Friday, October 21, 2005

Patents are Monopolies?

The Economist 20 October 2005 on Patents and copyright protection

“The granting [of] patents ‘inflames cupidity’, excites fraud, stimulates men to run after schemes that may enable them to levy a tax on the public, begets disputes and quarrels betwixt inventors, provokes endless lawsuits...The principle of the law from which such consequences flow cannot be just.”
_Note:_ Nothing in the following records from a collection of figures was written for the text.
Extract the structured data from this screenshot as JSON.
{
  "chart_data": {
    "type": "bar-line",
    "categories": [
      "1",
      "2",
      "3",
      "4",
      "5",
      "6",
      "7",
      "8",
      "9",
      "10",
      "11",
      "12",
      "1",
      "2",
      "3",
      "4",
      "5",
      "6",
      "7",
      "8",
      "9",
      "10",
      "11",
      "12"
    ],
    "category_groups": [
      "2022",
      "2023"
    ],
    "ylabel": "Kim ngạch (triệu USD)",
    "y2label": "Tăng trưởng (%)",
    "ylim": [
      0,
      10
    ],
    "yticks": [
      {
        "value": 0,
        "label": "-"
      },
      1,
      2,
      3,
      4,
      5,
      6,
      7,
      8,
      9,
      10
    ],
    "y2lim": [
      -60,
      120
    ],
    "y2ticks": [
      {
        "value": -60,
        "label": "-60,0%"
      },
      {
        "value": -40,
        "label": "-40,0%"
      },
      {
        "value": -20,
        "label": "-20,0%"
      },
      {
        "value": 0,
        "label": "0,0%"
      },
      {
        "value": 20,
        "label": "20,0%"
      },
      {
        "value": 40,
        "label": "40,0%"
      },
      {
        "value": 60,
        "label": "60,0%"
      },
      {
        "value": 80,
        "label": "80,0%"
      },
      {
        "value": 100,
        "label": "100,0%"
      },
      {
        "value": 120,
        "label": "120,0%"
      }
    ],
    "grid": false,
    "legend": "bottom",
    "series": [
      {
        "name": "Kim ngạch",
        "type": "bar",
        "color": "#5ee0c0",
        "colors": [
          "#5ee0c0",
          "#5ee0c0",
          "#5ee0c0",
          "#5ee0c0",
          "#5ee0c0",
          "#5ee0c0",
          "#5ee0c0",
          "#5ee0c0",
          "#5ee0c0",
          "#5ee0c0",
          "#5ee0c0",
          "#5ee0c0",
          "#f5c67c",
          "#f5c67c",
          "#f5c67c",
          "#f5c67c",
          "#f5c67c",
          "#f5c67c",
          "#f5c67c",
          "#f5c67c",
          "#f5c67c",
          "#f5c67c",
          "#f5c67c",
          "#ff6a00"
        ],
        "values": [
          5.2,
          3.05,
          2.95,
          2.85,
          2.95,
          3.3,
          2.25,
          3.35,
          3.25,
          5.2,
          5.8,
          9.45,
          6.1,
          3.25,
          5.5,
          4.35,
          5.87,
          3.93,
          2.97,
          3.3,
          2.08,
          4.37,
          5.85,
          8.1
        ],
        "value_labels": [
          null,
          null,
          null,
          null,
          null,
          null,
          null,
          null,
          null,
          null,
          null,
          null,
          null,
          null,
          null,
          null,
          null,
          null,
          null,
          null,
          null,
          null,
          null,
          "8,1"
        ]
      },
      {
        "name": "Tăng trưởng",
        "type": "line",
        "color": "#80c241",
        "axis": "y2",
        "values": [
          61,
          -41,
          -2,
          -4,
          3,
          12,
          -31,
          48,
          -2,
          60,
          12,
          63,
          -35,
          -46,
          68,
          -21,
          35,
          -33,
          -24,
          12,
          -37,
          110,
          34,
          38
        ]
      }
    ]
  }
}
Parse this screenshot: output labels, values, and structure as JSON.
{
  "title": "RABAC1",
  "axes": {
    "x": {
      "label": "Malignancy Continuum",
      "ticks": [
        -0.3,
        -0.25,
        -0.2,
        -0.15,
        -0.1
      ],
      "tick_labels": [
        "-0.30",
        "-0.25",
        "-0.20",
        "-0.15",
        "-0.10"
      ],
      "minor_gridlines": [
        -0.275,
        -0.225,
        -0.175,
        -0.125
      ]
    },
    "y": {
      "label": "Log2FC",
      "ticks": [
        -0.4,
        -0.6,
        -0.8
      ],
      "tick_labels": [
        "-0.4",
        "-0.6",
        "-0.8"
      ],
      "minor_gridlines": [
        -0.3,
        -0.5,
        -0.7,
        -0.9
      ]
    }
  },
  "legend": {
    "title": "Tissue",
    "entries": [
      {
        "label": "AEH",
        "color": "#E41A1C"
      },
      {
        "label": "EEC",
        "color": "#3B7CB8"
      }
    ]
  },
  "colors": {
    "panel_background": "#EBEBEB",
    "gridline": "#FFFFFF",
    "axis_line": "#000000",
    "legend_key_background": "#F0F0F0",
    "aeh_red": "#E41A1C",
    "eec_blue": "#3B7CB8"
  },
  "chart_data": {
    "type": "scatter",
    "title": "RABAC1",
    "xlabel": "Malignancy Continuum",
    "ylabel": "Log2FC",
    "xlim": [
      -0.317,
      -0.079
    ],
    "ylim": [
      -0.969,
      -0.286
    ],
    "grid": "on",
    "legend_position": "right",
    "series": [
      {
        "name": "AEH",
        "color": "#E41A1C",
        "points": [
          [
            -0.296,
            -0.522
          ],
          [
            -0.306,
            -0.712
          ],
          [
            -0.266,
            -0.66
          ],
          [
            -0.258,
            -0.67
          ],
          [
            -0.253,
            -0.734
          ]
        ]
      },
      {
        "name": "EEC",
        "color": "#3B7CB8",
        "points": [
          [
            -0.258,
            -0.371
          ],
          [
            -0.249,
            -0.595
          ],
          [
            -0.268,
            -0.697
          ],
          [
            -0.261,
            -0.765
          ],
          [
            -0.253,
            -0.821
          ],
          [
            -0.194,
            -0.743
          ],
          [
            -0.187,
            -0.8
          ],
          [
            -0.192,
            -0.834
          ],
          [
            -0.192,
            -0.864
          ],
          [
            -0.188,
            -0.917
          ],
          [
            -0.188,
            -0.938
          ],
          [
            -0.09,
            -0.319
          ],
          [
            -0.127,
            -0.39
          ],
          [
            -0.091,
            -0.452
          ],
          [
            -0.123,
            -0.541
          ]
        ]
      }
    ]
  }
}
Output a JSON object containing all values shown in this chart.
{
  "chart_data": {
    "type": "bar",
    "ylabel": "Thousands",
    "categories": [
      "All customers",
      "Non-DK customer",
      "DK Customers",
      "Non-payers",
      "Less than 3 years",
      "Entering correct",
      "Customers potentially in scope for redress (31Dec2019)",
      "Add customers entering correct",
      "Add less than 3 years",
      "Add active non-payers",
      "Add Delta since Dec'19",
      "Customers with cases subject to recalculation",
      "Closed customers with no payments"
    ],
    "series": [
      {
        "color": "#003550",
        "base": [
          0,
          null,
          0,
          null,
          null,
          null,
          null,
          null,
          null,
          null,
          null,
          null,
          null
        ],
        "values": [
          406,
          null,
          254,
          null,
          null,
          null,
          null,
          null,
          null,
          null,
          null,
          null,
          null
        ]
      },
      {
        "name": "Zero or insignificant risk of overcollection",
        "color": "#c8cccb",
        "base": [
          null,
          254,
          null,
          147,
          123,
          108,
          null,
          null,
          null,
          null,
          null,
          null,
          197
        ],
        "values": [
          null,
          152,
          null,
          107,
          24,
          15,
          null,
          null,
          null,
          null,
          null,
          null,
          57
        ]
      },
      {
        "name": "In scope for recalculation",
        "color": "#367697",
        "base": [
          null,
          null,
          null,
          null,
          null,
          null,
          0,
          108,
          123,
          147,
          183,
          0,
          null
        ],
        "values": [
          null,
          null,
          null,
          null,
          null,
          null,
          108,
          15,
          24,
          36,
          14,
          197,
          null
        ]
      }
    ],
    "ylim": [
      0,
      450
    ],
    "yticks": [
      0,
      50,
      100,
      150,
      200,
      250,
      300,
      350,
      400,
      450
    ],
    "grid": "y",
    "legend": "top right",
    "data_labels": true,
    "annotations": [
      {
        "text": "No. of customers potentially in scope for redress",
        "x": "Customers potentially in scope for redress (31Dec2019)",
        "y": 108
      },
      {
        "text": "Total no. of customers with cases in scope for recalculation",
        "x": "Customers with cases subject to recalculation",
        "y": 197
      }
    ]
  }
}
The Economist may have put it rather strongly in 1851, but its disapproval of patents represented conventional wisdom at the time. A century earlier, Adam Smith had described them as necessary evils, to be handed out sparingly, and many other economists have since echoed his reservations. Patents amount to temporary monopolies on useful new inventions."

My expertise is in copyrights of written Works, so my remarks need not be related to patents on inventions, pharmacological products (medicines) and, perhaps, software products. When the Copyright, Patents and Designs Act came in 1988, I was surprised to see copyright in published texts extended from life plus 50 years to life plus 70 years.

So very few published texts get past their first year of publication (95 per cent?) it seemed difficult to justify such protection, especially when the concept of moral rights was introduced to protect subsequent users from tampering with authorship or treating a work derogatively.

In a fast moving technology, such as software, why would anybody be using a piece of software 70 to a hundred and fifty years after it was first written? Software is lucky to last 18 months.


On the whole, I agree with Smith’s reservations. Anybody for continuing with the patents of James Watt?

1 Comments:

Blogger mus said...

Watt's a classic example, since he went to great lengths to use his patent rights to keep competitors out of the market and preserve a monopoly position for as long as he could.